Study Shows What Germans Think About Islam
June 7, 2003A survey commissioned by the Konrad Adenauer Foundation in Germany to study how people here perceive Islam is set to shake the foundations of the widespread view that western societies are uncomfortable with the religion.
Called "What do the Germans Think about Islam?" the study, which involved 1,000 western Germans and just as many eastern Germans, found that almost two-thirds of those questioned believed Muslims living in Germany should be allowed to practice their religion without any restrictions.
Most of the 2,000 surveyed also showed themselves to be largely free of prejudice. Ninety-one percent said they believed all people were equal before God and more than two-thirds rejected the notion that Christianity was superior to Islam.
Ulrich von Wilamowitz-Möllendorff, who carried out the survey for the respected foundation which maintains close ties to Germany’s conservative opposition Christian Democratic Union (CDU), called the results "surprising."
Even Emine Demirbüken, who has worked as a commissioner for foreigner affairs in Berlin for 15 years and oversaw the poll, told Deutsche Welle the results were unexpected. "It surprised me positively because in the overall societal atmosphere, something different is shown. That is, the Germans are against Islam, that they have nothing to do with it and that Muslims living here are obliged to adapt and aren’t allowed to visibly practice their religion," she said.
Deep doubts about Islam, too
But the survey also uncovered some less comfortable findings.
Almost half of those questioned doubted that Islam was a tolerant religion, and 46 percent said they didn’t believe that Islam and Christianity represented the same values. Two-thirds opined that Muslims living in Germany should be more considerate towards Germans while practicing their religion.
Wilamowitz-Möllendorff said tolerance towards Islam was most conspicuous among the educated classes and among those Germans who have contacts to fellow Muslims. Germans from formerly communist eastern Germany also showed more reservations than their counterparts in the west.
Demirbüken said what’s needed is more intensive dialogue between Muslims and Germans. "We urgently need a strong discussion, we need to deal with the topic Islam more thoroughly. But not as a political movement, rather Islam as a religious tenet."
Cordial relations
With close to 4 million Muslims living in Germany, Islam is the third most commonly practiced religious faith in the country -- after the Protestantism and Catholicism.
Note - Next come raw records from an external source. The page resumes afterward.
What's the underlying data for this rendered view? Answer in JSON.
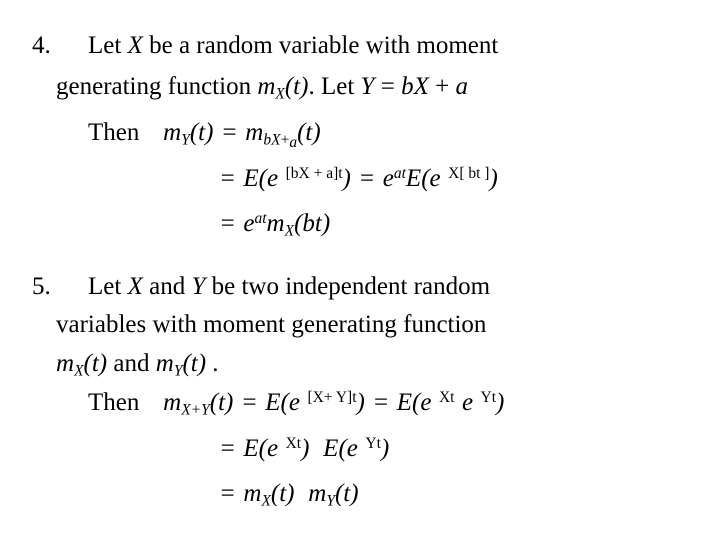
{
  "slide": {
    "background_color": "#ffffff",
    "text_color": "#000000",
    "topic": "Moment generating functions"
  },
  "items": [
    {
      "number": "4.",
      "text_lines": [
        "Let X be a random variable with moment",
        "generating function mX(t). Let Y = bX + a"
      ],
      "equations": [
        "Then  mY(t) = mbX+ a(t)",
        "= E(e [bX + a]t) = eatE(e X[ bt ])",
        "= eat mX (bt)"
      ]
    },
    {
      "number": "5.",
      "text_lines": [
        "Let X and Y be two independent random",
        "variables with moment generating function",
        "mX(t) and mY(t) ."
      ],
      "equations": [
        "Then  mX+Y(t) = E(e [X+ Y]t) = E(e Xt e Yt)",
        "= E(e Xt) E(e Yt)",
        "= mX (t) mY (t)"
      ]
    }
  ],
  "tokens": {
    "item4_line1_pre": "Let ",
    "item4_line1_X": "X",
    "item4_line1_post": " be a random variable with moment",
    "item4_line2_pre": "generating function ",
    "item4_line2_m": "m",
    "item4_line2_sub": "X",
    "item4_line2_mid": "(t)",
    "item4_line2_let": ". Let ",
    "item4_line2_Y": "Y",
    "item4_line2_eq": " = ",
    "item4_line2_b": "b",
    "item4_line2_X2": "X",
    "item4_line2_plus": " + ",
    "item4_line2_a": "a",
    "then_word": "Then",
    "m_letter": "m",
    "t_paren": "(t)",
    "equals": "=",
    "sub_Y": "Y",
    "sub_X": "X",
    "sub_bXa_b": "bX",
    "sub_bXa_plus": "+",
    "sub_bXa_a": "a",
    "E_letter": "E",
    "e_letter": "e",
    "sup_bXat": "[bX + a]t",
    "sup_at": "at",
    "sup_Xbt": "X[ bt ]",
    "bt_arg": "(bt)",
    "item5_line1_pre": "Let ",
    "item5_line1_X": "X",
    "item5_line1_mid": " and ",
    "item5_line1_Y": "Y",
    "item5_line1_post": " be two independent random",
    "item5_line2": "variables with moment generating function",
    "item5_line3_and": " and ",
    "item5_line3_end": " .",
    "sub_XplusY_X": "X+",
    "sub_XplusY_Y": "Y",
    "sup_XYt": "[X+ Y]t",
    "sup_Xt": "Xt",
    "sup_Yt": "Yt",
    "t_arg": "(t)"
  }
}
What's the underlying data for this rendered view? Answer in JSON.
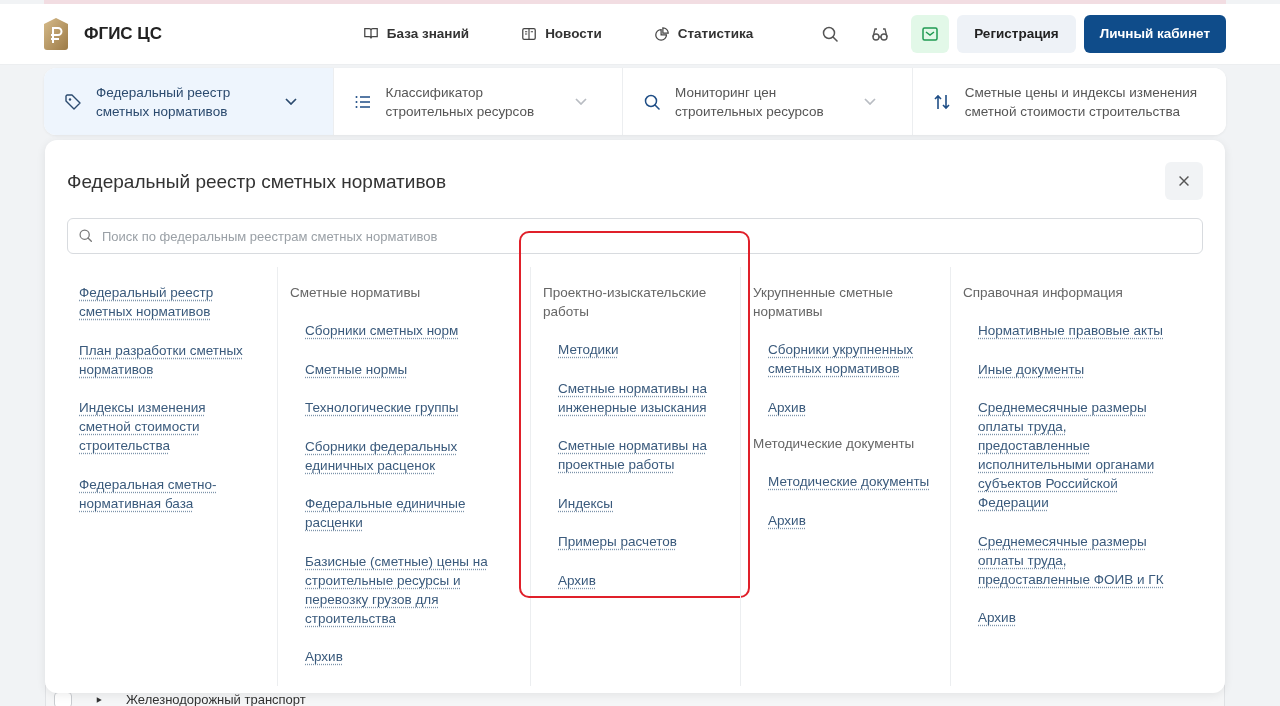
{
  "header": {
    "logo_text": "ФГИС ЦС",
    "nav": [
      {
        "label": "База знаний"
      },
      {
        "label": "Новости"
      },
      {
        "label": "Статистика"
      }
    ],
    "register_button": "Регистрация",
    "cabinet_button": "Личный кабинет"
  },
  "tabs": [
    {
      "label": "Федеральный реестр сметных нормативов",
      "selected": true,
      "dropdown": true
    },
    {
      "label": "Классификатор строительных ресурсов",
      "selected": false,
      "dropdown": true
    },
    {
      "label": "Мониторинг цен строительных ресурсов",
      "selected": false,
      "dropdown": true
    },
    {
      "label": "Сметные цены и индексы изменения сметной стоимости строительства",
      "selected": false,
      "dropdown": false
    }
  ],
  "panel": {
    "title": "Федеральный реестр сметных нормативов",
    "search": {
      "placeholder": "Поиск по федеральным реестрам сметных нормативов"
    },
    "columns": [
      {
        "highlighted": false,
        "groups": [
          {
            "links": [
              "Федеральный реестр сметных нормативов",
              "План разработки сметных нормативов",
              "Индексы изменения сметной стоимости строительства",
              "Федеральная сметно-нормативная база"
            ]
          }
        ]
      },
      {
        "highlighted": false,
        "groups": [
          {
            "heading": "Сметные нормативы",
            "links": [
              "Сборники сметных норм",
              "Сметные нормы",
              "Технологические группы",
              "Сборники федеральных единичных расценок",
              "Федеральные единичные расценки",
              "Базисные (сметные) цены на строительные ресурсы и перевозку грузов для строительства",
              "Архив"
            ]
          }
        ]
      },
      {
        "highlighted": true,
        "groups": [
          {
            "heading": "Проектно-изыскательские работы",
            "links": [
              "Методики",
              "Сметные нормативы на инженерные изыскания",
              "Сметные нормативы на проектные работы",
              "Индексы",
              "Примеры расчетов",
              "Архив"
            ]
          }
        ]
      },
      {
        "highlighted": false,
        "groups": [
          {
            "heading": "Укрупненные сметные нормативы",
            "links": [
              "Сборники укрупненных сметных нормативов",
              "Архив"
            ]
          },
          {
            "heading": "Методические документы",
            "links": [
              "Методические документы",
              "Архив"
            ]
          }
        ]
      },
      {
        "highlighted": false,
        "groups": [
          {
            "heading": "Справочная информация",
            "links": [
              "Нормативные правовые акты",
              "Иные документы",
              "Среднемесячные размеры оплаты труда, предоставленные исполнительными органами субъектов Российской Федерации",
              "Среднемесячные размеры оплаты труда, предоставленные ФОИВ и ГК",
              "Архив"
            ]
          }
        ]
      }
    ]
  },
  "background_row": {
    "checked": false,
    "label": "Железнодорожный транспорт"
  }
}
Though relations between Germans and Muslims have been largely peaceful, tensions have arisen in the past in the form of local resistance to the construction of mosques or disagreements over whether Muslims may use loudspeakers in residential neighborhoods to call the faithful to prayer.
Relations between the two communities faced additional strains after the terrorist attacks of Sept. 11, 2001, in the U.S. and the subsequent discovery of the Hamburg terror cell, where a handful of the perpetrators lived. There have also been instances where German constitutional law has conflicted with Islamic practices or raised issues of religious freedom, such as the recent case where a Muslim teacher in the state of Baden-Würtemberg was forbidden from working because she refused to teach without a headscarf. She has now taken her plea to the Federal Constitutional Court in Karlsruhe, Germany's highest court.
"I find it very regrettable that the headscarf debate is being hustled into legal paragraphs and courts. I also find it almost unbearable that it’s being touted as a symbolic act," Demirbüken said.
Bridging the divide
Demirbüken thought that one way of bridging the gap would be for the German states to officially recognize and support Islam studies the same way they endorse Christian religious lessons.
Currently Islam religious lessons in schools, which are offered in some places in the state of North Rhine-Westphalia, are the prerogative of Islamic organizations. Demirbüken said that’s precisely what makes Islam a special case and hinders people from getting correctly informed about it.
"It would be ideal if one perceived and accepted the customs of this society (the Muslims), which includes the wearing of a headscarf, as normal. But naturally that needs education, which first has to be rooted in schools, where someone wearing a headscarf would simply be accepted as a teacher and not as a person wearing a headscarf," she said.